O prefeito Nilson Costa (PTB) se reuniu ontem com seu secretariado pela primeira vez neste ano, o último de sua administração. Segundo o prefeito, a reunião - considerada de “rotina” - foi realizada em “clima de tranqüilidade”, sem discussões polêmicas. Sua intenção era ouvir dos secretários suas metas e reivindicações para 2004. O encontro foi comandado pelo próprio prefeito, já que seu chefe de Gabinete, Antonio Sérgio Marsola, está em férias.
Nilson está empenhado em afinar ainda mais a sua equipe de trabalho por dois motivos. O primeiro visa pisar no acelerador da administração municipal neste primeiro semestre do ano. Afinal, em outubro a cidade vai escolher seu novo prefeito e vereadores.
Independentemente de saber neste momento se vai ou não disputar a reeleição - já que discute-se no seu grupo político a viabilidade jurídica do lançamento de sua candidatura -, o prefeito determinou a realização do maior número de obras e benfeitorias pela cidade, com o intuito de conquistar dividendos políticos com as ações.
Observe-se que são nos primeiros seis meses do ano que a arrecadação é generosa devido aos vencimentos de impostos como o Imposto sobre a Propriedade de Veículos Automores (IPVA) e o Imposto Predial e Territorial Urbano (IPTU).
Com isso, a administração não deverá ter dificuldades de inaugurar, com foguetório, seus projetos de curto prazo, antes da proibição imposta pela legislação eleitoral.
O segundo motivo independe da decisão de disputar ou não a eleição de outubro. Caso Nilson opte por não se candidatar, vai apoiar um outro candidato que seu grupo político indicará. De certa forma, as realizações de sua gestão vão servir de plataforma para o prefeitável.
Soma-se a isso seu desejo de encerrar seis anos de governo (1999/2000 e 2001/2004) com a popularidade em alta. Afinal, não há prefeito que não queira ser lembrado de maneira positiva pela população.

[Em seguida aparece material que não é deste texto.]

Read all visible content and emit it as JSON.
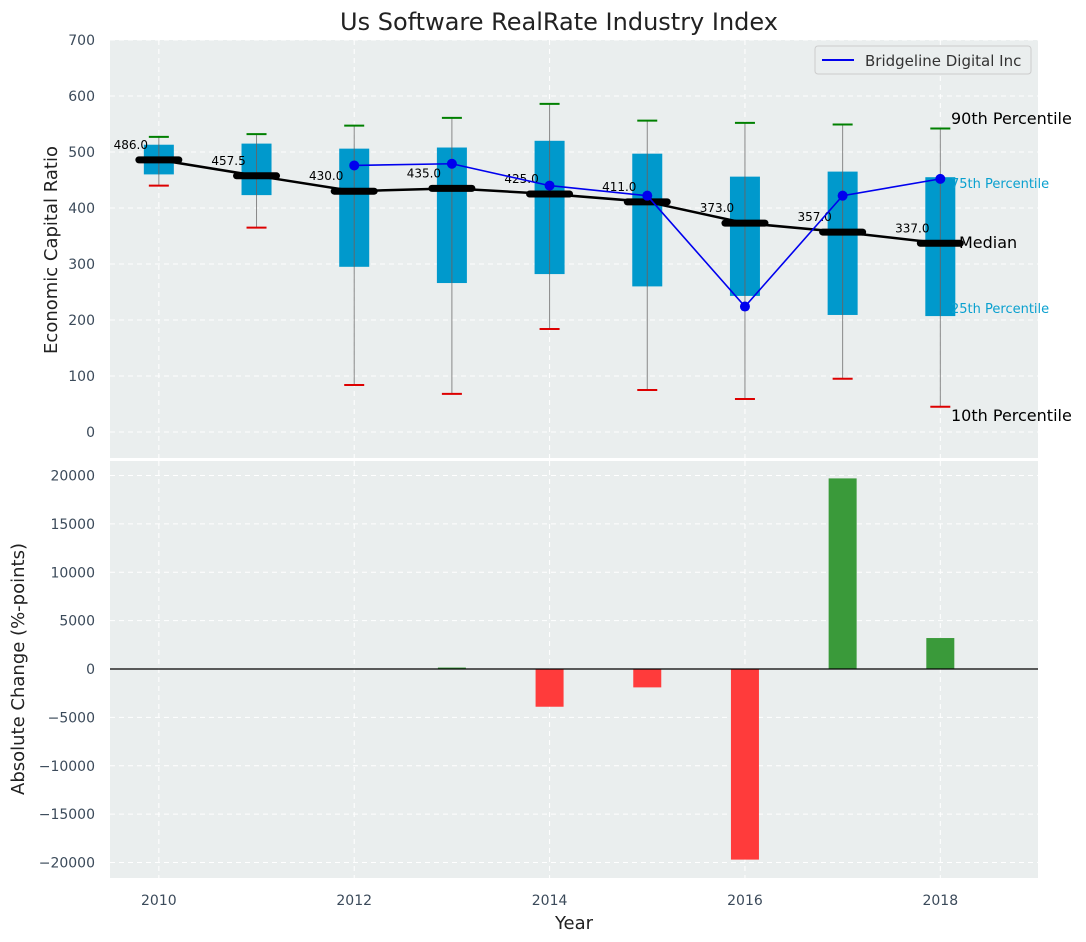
{
  "chart_data": [
    {
      "type": "box",
      "title": "Us Software RealRate Industry Index",
      "ylabel": "Economic Capital Ratio",
      "ylim": [
        -50,
        700
      ],
      "yticks": [
        0,
        100,
        200,
        300,
        400,
        500,
        600,
        700
      ],
      "grid": true,
      "legend_position": "top-right",
      "x": [
        2010,
        2011,
        2012,
        2013,
        2014,
        2015,
        2016,
        2017,
        2018
      ],
      "p10": [
        440,
        365,
        84,
        68,
        184,
        75,
        59,
        95,
        45
      ],
      "p25": [
        460,
        423,
        295,
        266,
        282,
        260,
        243,
        209,
        207
      ],
      "median": [
        486.0,
        457.5,
        430.0,
        435.0,
        425.0,
        411.0,
        373.0,
        357.0,
        337.0
      ],
      "median_labels": [
        "486.0",
        "457.5",
        "430.0",
        "435.0",
        "425.0",
        "411.0",
        "373.0",
        "357.0",
        "337.0"
      ],
      "p75": [
        513,
        515,
        506,
        508,
        520,
        497,
        456,
        465,
        455
      ],
      "p90": [
        527,
        532,
        547,
        561,
        586,
        556,
        552,
        549,
        542
      ],
      "series": [
        {
          "name": "Bridgeline Digital Inc",
          "color": "#0000ee",
          "x": [
            2012,
            2013,
            2014,
            2015,
            2016,
            2017,
            2018
          ],
          "values": [
            476,
            479,
            440,
            422,
            224,
            422,
            452
          ]
        }
      ],
      "annotations": {
        "p90": "90th Percentile",
        "p75": "75th Percentile",
        "median": "Median",
        "p25": "25th Percentile",
        "p10": "10th Percentile"
      },
      "colors": {
        "box": "#0099cc",
        "median_line": "#000000",
        "p90_cap": "#008000",
        "p10_cap": "#dd0000",
        "whisker": "#888888"
      }
    },
    {
      "type": "bar",
      "ylabel": "Absolute Change (%-points)",
      "xlabel": "Year",
      "ylim": [
        -21500,
        22000
      ],
      "yticks": [
        -20000,
        -15000,
        -10000,
        -5000,
        0,
        5000,
        10000,
        15000,
        20000
      ],
      "xlim": [
        2009.5,
        2019
      ],
      "xticks": [
        2010,
        2012,
        2014,
        2016,
        2018
      ],
      "grid": true,
      "x": [
        2013,
        2014,
        2015,
        2016,
        2017,
        2018
      ],
      "values": [
        150,
        -3900,
        -1900,
        -19700,
        19700,
        3200
      ],
      "colors": {
        "positive": "#3a9a3a",
        "negative": "#ff3b3b"
      }
    }
  ]
}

Embora tenha afirmado que pretende deixar a vida pública - caso não viabilize sua candidatura -, com certeza Nilson será um nome lembrado nas eleições de 2006, pleito que vai eleger ou reeleger o presidente da República, senadores, governadores, deputados federais e estaduais. Estarão em aberto disputas pela Assembléia Legislativa e Câmara dos Deputados. E a melhor campanha é o passado.
Plano Diretor
A reunião do secretariado contou com a participação da arquiteta Maria Helena Rigitano, licenciada do comando da Secretaria Municipal de Planejamento (Seplan) para coordenar os trabalhos do novo Plano Diretor da cidade.
Segundo o prefeito, Maria Helena pediu aos secretários que participem da elaboração do plano enviando sugestões e apontando os problemas que envolvem diretamente suas pastas.
Nesse quesito é preciso lembrar que Maria Helena já adiantou publicamente que o Plano Diretor ficará pronto ainda neste primeiro semestre, devendo ser discutido e votado pela Câmara Municipal antes do recesso do meio do ano.
As três principais obras do novo plano beneficiam os corredores viários da cidade. Estão projetatas as obras de prolongamento da Nações Unidas Norte (até a rodovia Bauru-Marília) e a construção das avenidas Água Comprida (ligando a região da Unesp até a Nuno de Assis, seguindo as margens do córrego do mesmo nome) e Água do Sobrado (interligando a baixada da Alfredo Maia com o núcleo Sabiás e região).
Além dos secretários e de assessores, também participou da reunião o advogado Paulo Lauris, responsável pela defesa do prefeito no processo de cassação de seu mandato, invalidado por uma liminar dada em primeira instância que será julgada ainda neste mês pelo Tribunal de Justiça (TJ) de São Paulo.
“A reunião foi bastante produtiva. Comunicamos a formação de uma comissão que vai tratar do ‘Ano da Iluminação’. Vamos remodelar a iluminação da praça Rui Barbosa para os festejos de seus 90 anos, em abril”, conta Nilson.
Com a aprovação da Contribuição de Iluminação Pública (CIP) pela Câmara, no mês passado, o caixa da prefeitura será reforçado com verba carimbada para ser aplicada no setor. A precária iluminação em vários pontos da cidade é uma das principais queixas na lista de reclamações da população.